Virtuoso duo charms and enthralls NWT audiences

Virtuoso duo charms and enthralls NWT audiences
Yolanda Bruno and Isabelle David enthralled audiences in Yellowknife and Fort Smith last week with virtuosic performances. Yolanda featured a 316 year old Stradivarius violin worth an estimated $5.5 million.Photo: Don Jaque.

Music lovers in Yellowknife and Fort Smith received a treat last week witnessing the talents of Yolanda Bruno and Isabelle David, whose superlative performances on violin and piano enthralled audiences.

Music lovers in Yellowknife and Fort Smith received a treat last week witnessing the talents of Yolanda Bruno and Isabelle David, whose superlative performances on violin and piano enthralled audiences.

They performed at the Northern Arts and Cultural Centre in Yellowknife Saturday night and to a good crowd in St. Joseph’s cathedral in Fort Smith Monday evening.

Bruno, violinist and chamber musician, and David, a solo pianist, first met when studying music at McGill University. The talented young women, both in their twenties, quickly became recognized as accomplished artists, each winning multiple awards. Bruno has played solo performances for the National Arts Centre Orchestra and the Montreal Symphony Orchestra. She has also worked in community development and outreach, performing in schools and rehabilitation centres.

David has toured North America and Europe, including shows at Carnegie Hall.

Their friendship is reflected in the obvious fun they have playing together and the synergy in their music is a delight to listeners. That interplay was particularly apparent in sonatas by Mozart and Beethoven.

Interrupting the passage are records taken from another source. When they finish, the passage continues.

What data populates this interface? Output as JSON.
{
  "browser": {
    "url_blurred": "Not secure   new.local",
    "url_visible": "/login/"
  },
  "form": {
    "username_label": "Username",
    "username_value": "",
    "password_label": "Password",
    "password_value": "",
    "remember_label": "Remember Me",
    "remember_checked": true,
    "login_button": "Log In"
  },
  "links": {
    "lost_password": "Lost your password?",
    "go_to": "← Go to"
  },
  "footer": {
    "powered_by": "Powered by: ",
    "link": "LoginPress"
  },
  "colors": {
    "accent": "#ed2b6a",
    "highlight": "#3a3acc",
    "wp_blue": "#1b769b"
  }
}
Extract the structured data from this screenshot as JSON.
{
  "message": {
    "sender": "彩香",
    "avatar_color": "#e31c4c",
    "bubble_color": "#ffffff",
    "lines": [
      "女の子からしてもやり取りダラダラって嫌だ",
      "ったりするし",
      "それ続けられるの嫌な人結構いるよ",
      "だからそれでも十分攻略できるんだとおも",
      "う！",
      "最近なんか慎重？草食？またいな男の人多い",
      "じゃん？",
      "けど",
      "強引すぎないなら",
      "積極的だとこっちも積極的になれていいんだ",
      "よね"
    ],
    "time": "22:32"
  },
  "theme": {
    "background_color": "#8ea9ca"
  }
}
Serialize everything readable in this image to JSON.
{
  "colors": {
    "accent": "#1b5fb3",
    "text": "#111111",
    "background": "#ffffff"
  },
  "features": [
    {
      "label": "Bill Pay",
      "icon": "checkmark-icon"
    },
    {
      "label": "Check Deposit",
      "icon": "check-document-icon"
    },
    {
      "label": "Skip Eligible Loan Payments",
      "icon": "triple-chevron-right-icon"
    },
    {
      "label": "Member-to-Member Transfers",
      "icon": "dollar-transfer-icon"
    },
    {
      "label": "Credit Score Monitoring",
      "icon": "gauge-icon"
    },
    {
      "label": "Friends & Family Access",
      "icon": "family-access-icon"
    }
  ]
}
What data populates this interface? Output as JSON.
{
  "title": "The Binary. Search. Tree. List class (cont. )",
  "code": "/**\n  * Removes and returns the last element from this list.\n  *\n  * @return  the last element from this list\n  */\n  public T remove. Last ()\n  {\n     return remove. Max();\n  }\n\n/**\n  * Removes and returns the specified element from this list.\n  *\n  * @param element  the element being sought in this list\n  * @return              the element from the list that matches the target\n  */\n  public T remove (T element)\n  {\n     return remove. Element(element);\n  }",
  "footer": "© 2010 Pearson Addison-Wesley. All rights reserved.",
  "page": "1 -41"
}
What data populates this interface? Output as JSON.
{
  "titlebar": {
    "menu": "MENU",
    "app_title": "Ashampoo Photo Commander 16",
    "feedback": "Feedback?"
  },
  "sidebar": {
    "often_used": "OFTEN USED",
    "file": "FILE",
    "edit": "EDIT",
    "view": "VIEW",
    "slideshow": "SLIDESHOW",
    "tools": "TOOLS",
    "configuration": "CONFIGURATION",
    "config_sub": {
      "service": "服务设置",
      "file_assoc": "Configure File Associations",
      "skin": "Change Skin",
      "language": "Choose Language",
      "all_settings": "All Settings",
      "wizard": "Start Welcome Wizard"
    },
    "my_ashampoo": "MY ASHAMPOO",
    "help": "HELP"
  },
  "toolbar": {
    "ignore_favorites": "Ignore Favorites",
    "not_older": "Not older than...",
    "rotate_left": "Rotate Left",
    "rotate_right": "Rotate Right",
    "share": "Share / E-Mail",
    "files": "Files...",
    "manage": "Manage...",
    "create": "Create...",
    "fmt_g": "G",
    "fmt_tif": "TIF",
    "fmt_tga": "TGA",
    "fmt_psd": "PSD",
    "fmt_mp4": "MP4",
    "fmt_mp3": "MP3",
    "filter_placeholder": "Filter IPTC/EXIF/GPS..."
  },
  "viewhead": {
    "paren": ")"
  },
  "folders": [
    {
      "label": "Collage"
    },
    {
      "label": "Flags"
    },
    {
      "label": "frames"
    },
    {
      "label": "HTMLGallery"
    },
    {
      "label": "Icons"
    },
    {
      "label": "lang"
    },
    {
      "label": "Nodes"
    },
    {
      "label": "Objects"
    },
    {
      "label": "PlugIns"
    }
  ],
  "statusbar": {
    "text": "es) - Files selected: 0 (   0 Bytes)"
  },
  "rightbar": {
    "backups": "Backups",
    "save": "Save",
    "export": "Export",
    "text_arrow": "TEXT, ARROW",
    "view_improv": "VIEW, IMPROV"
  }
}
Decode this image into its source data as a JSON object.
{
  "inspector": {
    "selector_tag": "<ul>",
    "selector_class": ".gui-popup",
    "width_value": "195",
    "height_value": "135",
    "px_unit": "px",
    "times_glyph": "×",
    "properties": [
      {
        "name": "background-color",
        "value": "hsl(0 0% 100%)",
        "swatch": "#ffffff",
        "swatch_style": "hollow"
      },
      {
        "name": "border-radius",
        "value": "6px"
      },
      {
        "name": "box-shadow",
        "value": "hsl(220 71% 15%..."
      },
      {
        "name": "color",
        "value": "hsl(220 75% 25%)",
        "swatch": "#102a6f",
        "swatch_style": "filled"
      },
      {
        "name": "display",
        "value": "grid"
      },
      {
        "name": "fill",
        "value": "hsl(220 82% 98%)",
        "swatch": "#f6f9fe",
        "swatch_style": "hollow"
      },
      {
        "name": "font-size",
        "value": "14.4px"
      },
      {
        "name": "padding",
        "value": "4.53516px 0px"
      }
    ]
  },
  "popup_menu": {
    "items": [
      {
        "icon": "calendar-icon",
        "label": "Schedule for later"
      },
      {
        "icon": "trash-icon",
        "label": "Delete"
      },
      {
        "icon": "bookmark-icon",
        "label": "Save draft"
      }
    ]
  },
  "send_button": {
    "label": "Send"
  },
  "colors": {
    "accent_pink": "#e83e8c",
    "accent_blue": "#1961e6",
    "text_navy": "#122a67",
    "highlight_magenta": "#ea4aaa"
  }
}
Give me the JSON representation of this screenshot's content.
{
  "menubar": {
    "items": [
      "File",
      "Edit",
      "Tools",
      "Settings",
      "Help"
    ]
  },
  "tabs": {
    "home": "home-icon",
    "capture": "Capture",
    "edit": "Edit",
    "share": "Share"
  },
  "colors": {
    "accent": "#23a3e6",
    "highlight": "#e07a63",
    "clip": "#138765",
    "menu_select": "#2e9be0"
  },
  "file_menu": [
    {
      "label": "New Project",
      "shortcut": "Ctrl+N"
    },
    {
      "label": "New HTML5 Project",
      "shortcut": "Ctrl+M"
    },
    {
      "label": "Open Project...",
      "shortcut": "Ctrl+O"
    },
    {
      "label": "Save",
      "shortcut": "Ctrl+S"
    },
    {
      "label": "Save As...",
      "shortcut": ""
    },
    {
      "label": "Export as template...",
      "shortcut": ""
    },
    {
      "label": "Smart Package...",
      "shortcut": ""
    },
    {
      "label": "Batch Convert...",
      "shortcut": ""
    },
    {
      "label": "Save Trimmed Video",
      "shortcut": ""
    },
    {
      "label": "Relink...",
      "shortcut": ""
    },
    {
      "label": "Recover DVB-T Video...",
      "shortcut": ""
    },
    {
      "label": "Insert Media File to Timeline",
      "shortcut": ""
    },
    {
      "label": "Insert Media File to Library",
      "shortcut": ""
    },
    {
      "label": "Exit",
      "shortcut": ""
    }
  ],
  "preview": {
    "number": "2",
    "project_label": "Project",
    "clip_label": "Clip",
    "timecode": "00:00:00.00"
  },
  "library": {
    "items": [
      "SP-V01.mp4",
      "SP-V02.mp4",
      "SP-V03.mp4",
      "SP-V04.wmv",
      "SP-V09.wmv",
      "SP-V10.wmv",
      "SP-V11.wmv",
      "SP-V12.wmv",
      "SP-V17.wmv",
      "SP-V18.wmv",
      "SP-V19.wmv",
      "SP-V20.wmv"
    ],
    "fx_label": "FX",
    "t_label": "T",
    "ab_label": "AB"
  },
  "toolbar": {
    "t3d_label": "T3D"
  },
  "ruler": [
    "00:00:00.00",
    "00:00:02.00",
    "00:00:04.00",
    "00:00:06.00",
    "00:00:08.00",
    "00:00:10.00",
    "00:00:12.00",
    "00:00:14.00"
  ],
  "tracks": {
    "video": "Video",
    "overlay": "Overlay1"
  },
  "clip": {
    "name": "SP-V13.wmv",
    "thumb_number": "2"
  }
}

Beyond two lengthy classical numbers they also offered up the saucy piece “It Ain’t Necessarily So” from Gershwin’s musical Porgy and Bess. Their rendition of Bartok’s Romanian Dances had an Eastern European flair to it, intertwined with lilting tones of Romani music.

Bruno throws herself into her music, eliciting the crispest notes and dramatically drawing the bow against the strings. “Spine tingling” is an apt description of her artistry.

David’s prowess on the piano is impressive, at times aggressively confronting the keys, yet also capable of soft, subtle touch. Perhaps the most outstanding of the pieces was one by Bartok entitled Sonata No. 2. Wild, even frenzied, it challenged the two performers, but they delivered with gusto.

“Wow” was the word on many lips at the amazing piece.

Bruno and David in tight formation in Yellowknife Saturday night.

Photo: Bill Braden

Bruno and David in tight formation in Yellowknife Saturday night.

Bruno brought a friend to enhance the performances, a 316-year-old Stradivarius violin. She said the NWT is probably the coldest and driest place it has ever been, half a world away from its medieval home in Italy. When its tuning slipped due to the dryness in the middle of a piece, shocking the performers, they rose to the occasion and re-tuned on the fly. The instrument is on loan from the Canada Council for the Arts and is valued at $5.5 million.

The performance in Fort Smith Sunday night was the last Northern Canada stop for the pair as they headed south the next day to go their separate ways. Both plan an immediate return to school, Bruno to her postgraduate studies at London’s Guildhall School of Music in England and David to her master’s degree at the New England Conservatory in Boston.